Soon after a beta of Obliterate was released, and many members here provided extremely helpful feedback, it is my pleasure to announce the Obliterate 1.0, a Scorched Earth/Tanks-genre game for TI graphing calculators. It features single-player gameplay, multiplayer mode over CALCnet 2.2, and the ability to add AIs to multiplayer games. To borrow from the description:
Obliterate is a scorched-earth/tanks game for Doors CS 7 and TI calculators. Choose from single-player or multi-player mode. Obliterate brings superb graphics, fast and furious gameplay, and cunning AIs to this classic genre and much-loved platform. Challenge any number of AIs to a single-player game, or connect from one to dozens of friends' calculators over CALCnet and go head-to-head in a multiplayer match! Set the angle and power of your shot, watch out for the wind, and take aim at your enemies! The last tank standing wins the match. With the power of the recently-released global CALCnet, you can even play in friends from across town, across the country, or around the world in a game of Obliterate on your calculator.
I hope you enjoy the game, and please feel free to play it on global CALCnet! With the release of Obliterate, most of the free time I manage to find between my packed work schedule will go towards the development of direct USB gCn, so hopefully that will be coming soon.
Download
Obliterate v1.0
Great job on the release Kerm! Obliterate is now one of my most played calculator games.
souvik1997 wrote:
Great job on the release Kerm! Obliterate is now one of my most played calculator games.
That's awesome! I hope the rest of the calculator community finds it as fun. And I'm hoping to see tons of activity on the gCn metahub once DirectUSB is implemented.
Very nice. I take it you hunted down the premature game-over bug?
elfprince13 wrote:
Very nice. I take it you hunted down the premature game-over bug?

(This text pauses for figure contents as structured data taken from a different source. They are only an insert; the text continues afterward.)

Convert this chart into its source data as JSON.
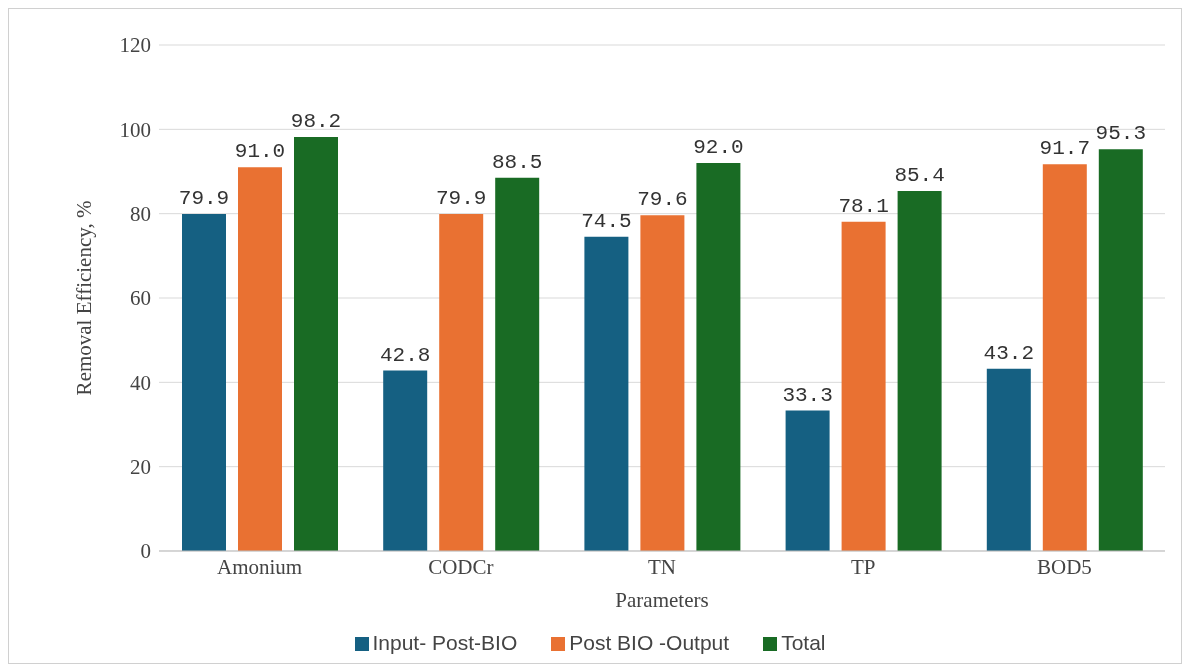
{
  "chart_data": {
    "type": "bar",
    "xlabel": "Parameters",
    "ylabel": "Removal Efficiency, %",
    "categories": [
      "Amonium",
      "CODCr",
      "TN",
      "TP",
      "BOD5"
    ],
    "series": [
      {
        "name": "Input- Post-BIO",
        "color": "#156082",
        "values": [
          79.9,
          42.8,
          74.5,
          33.3,
          43.2
        ],
        "value_labels": [
          "79.9",
          "42.8",
          "74.5",
          "33.3",
          "43.2"
        ]
      },
      {
        "name": "Post BIO -Output",
        "color": "#e97132",
        "values": [
          91.0,
          79.9,
          79.6,
          78.1,
          91.7
        ],
        "value_labels": [
          "91.0",
          "79.9",
          "79.6",
          "78.1",
          "91.7"
        ]
      },
      {
        "name": "Total",
        "color": "#196b24",
        "values": [
          98.2,
          88.5,
          92.0,
          85.4,
          95.3
        ],
        "value_labels": [
          "98.2",
          "88.5",
          "92.0",
          "85.4",
          "95.3"
        ]
      }
    ],
    "ylim": [
      0,
      120
    ],
    "yticks": [
      0,
      20,
      40,
      60,
      80,
      100,
      120
    ],
    "grid": "y",
    "legend": "bottom"
  }
}
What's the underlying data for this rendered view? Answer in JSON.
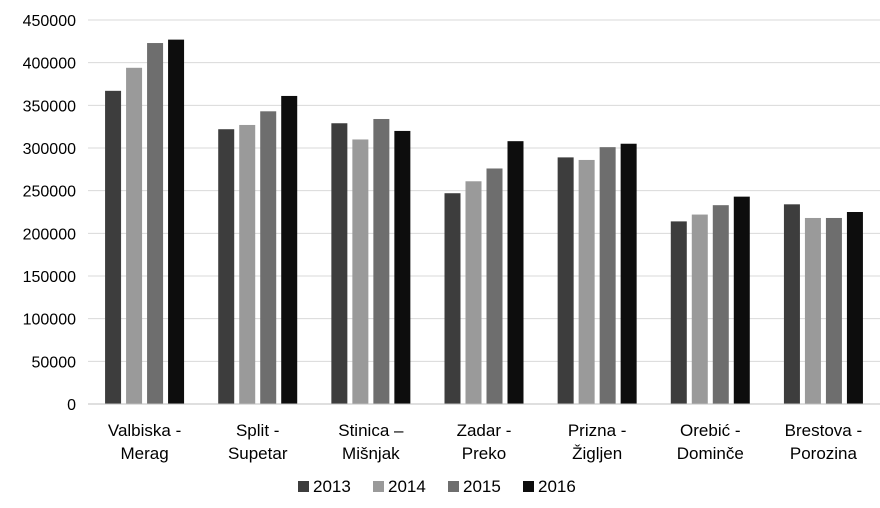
{
  "chart_data": {
    "type": "bar",
    "categories": [
      [
        "Valbiska -",
        "Merag"
      ],
      [
        "Split -",
        "Supetar"
      ],
      [
        "Stinica –",
        "Mišnjak"
      ],
      [
        "Zadar -",
        "Preko"
      ],
      [
        "Prizna -",
        "Žigljen"
      ],
      [
        "Orebić -",
        "Dominče"
      ],
      [
        "Brestova -",
        "Porozina"
      ]
    ],
    "series": [
      {
        "name": "2013",
        "color": "#3d3d3d",
        "values": [
          367000,
          322000,
          329000,
          247000,
          289000,
          214000,
          234000
        ]
      },
      {
        "name": "2014",
        "color": "#9a9a9a",
        "values": [
          394000,
          327000,
          310000,
          261000,
          286000,
          222000,
          218000
        ]
      },
      {
        "name": "2015",
        "color": "#6e6e6e",
        "values": [
          423000,
          343000,
          334000,
          276000,
          301000,
          233000,
          218000
        ]
      },
      {
        "name": "2016",
        "color": "#0d0d0d",
        "values": [
          427000,
          361000,
          320000,
          308000,
          305000,
          243000,
          225000
        ]
      }
    ],
    "ylim": [
      0,
      450000
    ],
    "yticks": [
      "0",
      "50000",
      "100000",
      "150000",
      "200000",
      "250000",
      "300000",
      "350000",
      "400000",
      "450000"
    ],
    "grid": true,
    "legend_position": "bottom",
    "title": "",
    "xlabel": "",
    "ylabel": ""
  }
}
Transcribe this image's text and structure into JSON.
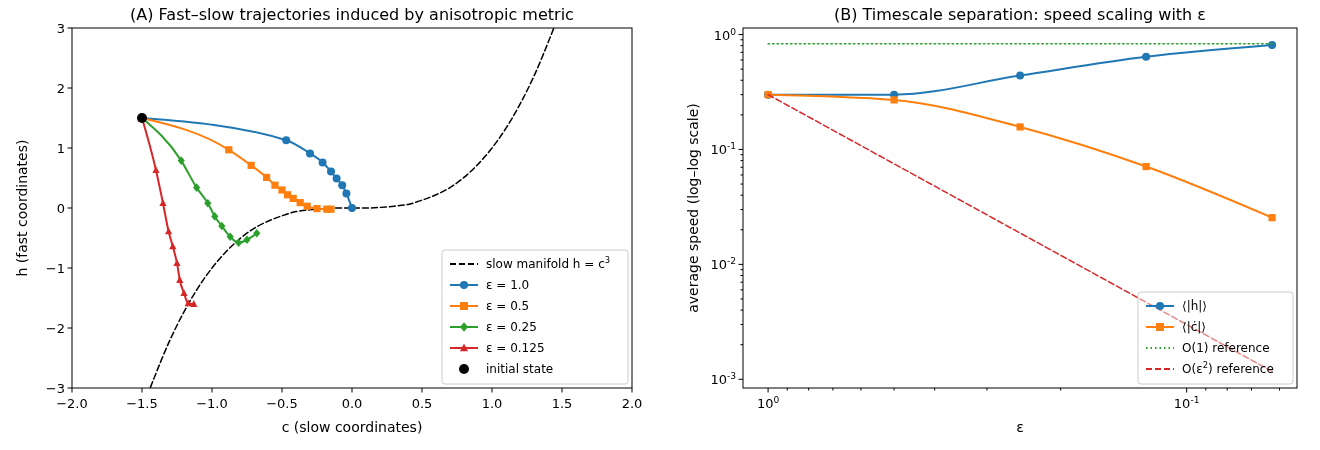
{
  "chart_data": [
    {
      "type": "line",
      "title": "(A) Fast–slow trajectories induced by anisotropic metric",
      "xlabel": "c (slow coordinates)",
      "ylabel": "h (fast coordinates)",
      "xlim": [
        -2,
        2
      ],
      "ylim": [
        -3,
        3
      ],
      "xticks": [
        {
          "value": -2,
          "label": "−2.0"
        },
        {
          "value": -1.5,
          "label": "−1.5"
        },
        {
          "value": -1,
          "label": "−1.0"
        },
        {
          "value": -0.5,
          "label": "−0.5"
        },
        {
          "value": 0,
          "label": "0.0"
        },
        {
          "value": 0.5,
          "label": "0.5"
        },
        {
          "value": 1,
          "label": "1.0"
        },
        {
          "value": 1.5,
          "label": "1.5"
        },
        {
          "value": 2,
          "label": "2.0"
        }
      ],
      "yticks": [
        {
          "value": -3,
          "label": "−3"
        },
        {
          "value": -2,
          "label": "−2"
        },
        {
          "value": -1,
          "label": "−1"
        },
        0,
        1,
        2,
        3
      ],
      "grid": false,
      "legend": "bottom right",
      "series": [
        {
          "name": "slow manifold h = c$^{3}$",
          "color": "#000000",
          "marker": "none",
          "line_style": "dashed",
          "x": [
            -1.44,
            -1.3,
            -1.2,
            -1.1,
            -1.0,
            -0.9,
            -0.8,
            -0.7,
            -0.6,
            -0.5,
            -0.4,
            -0.3,
            -0.2,
            -0.1,
            0,
            0.1,
            0.2,
            0.3,
            0.4,
            0.5,
            0.6,
            0.7,
            0.8,
            0.9,
            1.0,
            1.1,
            1.2,
            1.3,
            1.44
          ],
          "values": [
            -2.99,
            -2.2,
            -1.73,
            -1.33,
            -1.0,
            -0.73,
            -0.51,
            -0.34,
            -0.22,
            -0.13,
            -0.06,
            -0.03,
            -0.01,
            0,
            0,
            0,
            0.01,
            0.03,
            0.06,
            0.13,
            0.22,
            0.34,
            0.51,
            0.73,
            1.0,
            1.33,
            1.73,
            2.2,
            2.99
          ]
        },
        {
          "name": "ε = 1.0",
          "color": "#1f77b4",
          "marker": "circle",
          "line_style": "solid",
          "x": [
            -1.5,
            -0.47,
            -0.3,
            -0.21,
            -0.15,
            -0.11,
            -0.07,
            -0.04,
            0
          ],
          "values": [
            1.5,
            1.13,
            0.91,
            0.76,
            0.61,
            0.49,
            0.38,
            0.24,
            0
          ]
        },
        {
          "name": "ε = 0.5",
          "color": "#ff7f0e",
          "marker": "square",
          "line_style": "solid",
          "x": [
            -1.5,
            -0.88,
            -0.72,
            -0.61,
            -0.55,
            -0.5,
            -0.46,
            -0.42,
            -0.37,
            -0.32,
            -0.25,
            -0.18,
            -0.15
          ],
          "values": [
            1.5,
            0.97,
            0.71,
            0.51,
            0.38,
            0.3,
            0.22,
            0.16,
            0.09,
            0.03,
            -0.01,
            -0.02,
            -0.02
          ]
        },
        {
          "name": "ε = 0.25",
          "color": "#2ca02c",
          "marker": "diamond",
          "line_style": "solid",
          "x": [
            -1.5,
            -1.22,
            -1.11,
            -1.03,
            -0.98,
            -0.93,
            -0.87,
            -0.81,
            -0.75,
            -0.68
          ],
          "values": [
            1.5,
            0.79,
            0.34,
            0.08,
            -0.14,
            -0.3,
            -0.48,
            -0.58,
            -0.53,
            -0.42
          ]
        },
        {
          "name": "ε = 0.125",
          "color": "#d62728",
          "marker": "triangle",
          "line_style": "solid",
          "x": [
            -1.5,
            -1.4,
            -1.35,
            -1.31,
            -1.28,
            -1.25,
            -1.23,
            -1.2,
            -1.17,
            -1.13
          ],
          "values": [
            1.5,
            0.63,
            0.08,
            -0.39,
            -0.64,
            -0.92,
            -1.2,
            -1.42,
            -1.59,
            -1.6
          ]
        },
        {
          "name": "initial state",
          "type": "scatter",
          "color": "#000000",
          "marker": "circle",
          "x": [
            -1.5
          ],
          "values": [
            1.5
          ]
        }
      ]
    },
    {
      "type": "line",
      "title": "(B) Timescale separation: speed scaling with ε",
      "xlabel": "ε",
      "ylabel": "average speed (log–log scale)",
      "log": "xy",
      "xlim": [
        1.148,
        0.0545
      ],
      "ylim": [
        0.00084,
        1.14
      ],
      "xticks": [
        {
          "value": 1,
          "label": "10$^{0}$"
        },
        {
          "value": 0.1,
          "label": "10$^{-1}$"
        },
        {
          "value": 0.9,
          "label": null
        },
        {
          "value": 0.8,
          "label": null
        },
        {
          "value": 0.7,
          "label": null
        },
        {
          "value": 0.6,
          "label": null
        },
        {
          "value": 0.5,
          "label": null
        },
        {
          "value": 0.4,
          "label": null
        },
        {
          "value": 0.3,
          "label": null
        },
        {
          "value": 0.2,
          "label": null
        },
        {
          "value": 0.09,
          "label": null
        },
        {
          "value": 0.08,
          "label": null
        },
        {
          "value": 0.07,
          "label": null
        },
        {
          "value": 0.06,
          "label": null
        }
      ],
      "yticks": [
        {
          "value": 1,
          "label": "10$^{0}$"
        },
        {
          "value": 0.1,
          "label": "10$^{-1}$"
        },
        {
          "value": 0.01,
          "label": "10$^{-2}$"
        },
        {
          "value": 0.001,
          "label": "10$^{-3}$"
        },
        {
          "value": 0.9,
          "label": null
        },
        {
          "value": 0.8,
          "label": null
        },
        {
          "value": 0.7,
          "label": null
        },
        {
          "value": 0.6,
          "label": null
        },
        {
          "value": 0.5,
          "label": null
        },
        {
          "value": 0.4,
          "label": null
        },
        {
          "value": 0.3,
          "label": null
        },
        {
          "value": 0.2,
          "label": null
        },
        {
          "value": 0.09,
          "label": null
        },
        {
          "value": 0.08,
          "label": null
        },
        {
          "value": 0.07,
          "label": null
        },
        {
          "value": 0.06,
          "label": null
        },
        {
          "value": 0.05,
          "label": null
        },
        {
          "value": 0.04,
          "label": null
        },
        {
          "value": 0.03,
          "label": null
        },
        {
          "value": 0.02,
          "label": null
        },
        {
          "value": 0.009,
          "label": null
        },
        {
          "value": 0.008,
          "label": null
        },
        {
          "value": 0.007,
          "label": null
        },
        {
          "value": 0.006,
          "label": null
        },
        {
          "value": 0.005,
          "label": null
        },
        {
          "value": 0.004,
          "label": null
        },
        {
          "value": 0.003,
          "label": null
        },
        {
          "value": 0.002,
          "label": null
        }
      ],
      "grid": false,
      "legend": "bottom right",
      "series": [
        {
          "name": "⟨|ḣ|⟩",
          "color": "#1f77b4",
          "marker": "circle",
          "line_style": "solid",
          "x": [
            1,
            0.5,
            0.25,
            0.125,
            0.0625
          ],
          "values": [
            0.3,
            0.3,
            0.44,
            0.64,
            0.81
          ]
        },
        {
          "name": "⟨|ċ|⟩",
          "color": "#ff7f0e",
          "marker": "square",
          "line_style": "solid",
          "x": [
            1,
            0.5,
            0.25,
            0.125,
            0.0625
          ],
          "values": [
            0.3,
            0.27,
            0.157,
            0.071,
            0.0255
          ]
        },
        {
          "name": "O(1) reference",
          "color": "#2ca02c",
          "marker": "none",
          "line_style": "dotted",
          "x": [
            1,
            0.0625
          ],
          "values": [
            0.83,
            0.83
          ]
        },
        {
          "name": "O(ε$^{2}$) reference",
          "color": "#d62728",
          "marker": "none",
          "line_style": "dashed",
          "x": [
            1,
            0.0625
          ],
          "values": [
            0.3,
            0.00117
          ]
        }
      ]
    }
  ]
}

Yup, it turned out to be pretty silly. When a bullet traveled so fast that it skips off the screen between physics ticks without touching the bottom row, I was handling that, but it jumped to the code right after checking what tanks died. It was then seeing if there were at least two tanks still alive, but because for the fast bullet case it skipped over counting the still-alive tanks (because no one can die when no explosion happens) it had an uninitialized variable, and thus sometimes decided that the game had ended.
This game is so much win. My only nitpick, and there's probably nothing you can do about it, is that if I hit the bottom/side of a mountain, the whole freaking mountain disappears, rather than leave a satisfying concave opening. I'm guessing this is because terrain is stored and handled purely as a string of heights?
Very nice Kerm Martian. This is the first time I have tried Obliterate and I have to say it is very addicting. Wow, just wow.
ParkerR, thanks! I appreciate the complement, and I hope you enjoy it.
DShiznit, thanks to you as well, I really appreciate it. You're exactly right, that's why that happens. It's a trick to use 96 bytes of memory instead of 768 for a full screen of terrain.
Hmm... I don't think I tried this version yet. I was kinda busy with mViewer and two other games lately. I'll load this on my TI-Nspire when I get some time.
I loved the beta, the only issue being the AI crashing on TI-Nspire models, so I'll load this on my calc now.
This just might be a reason to dig out the link cable and start playing games on my calculator again
Nice job, Kerm!
DJ_O, and indeed, I fixed that bug in this version.
Tsukasa, I'm happy to hear it! I certainly hope so.
Thanks, Sorunome! Did you get a chahce to try out this ffinal release yet? I look forward to any feedback or comments.
Yeah, I just tried it out! And there isn't the bug anymore that you can set minimum players to 1
Sorunome wrote:
Yeah, I just tried it out! And there isn't the bug anymore that you can set minimum players to 1
Yup, I fixed every bug I knew about before I released Obliterate v1.0. I also emailed ticalc.org to let them know about it, in case they found it feature-worthy, but they insisted it be IPv6-compatible before they would even look at it.
Cool! It is fun enouth to make it featured!
Again great work!
It occurs to me, could you add holes to terrain by recording the length and starting location of where the gap in your height in each line of terrain would be? It might take up a bit more memory, but if it makes your terrain engine more versatile...
That would increase the storage by a factor of three, to 96*3= 288 bytes total, which isn't terrible, but it would still forbid two distinct holes in a cliff, for example.
I think there is some issue with the game not working right when playing using CALCnet (not gCn) with 2 different calcs. (i.e. a 84+SE and a 83+ in my case). Terrain isn't uniform, though the tanks will attack, and it will read who wins, but the firing and terrain is off.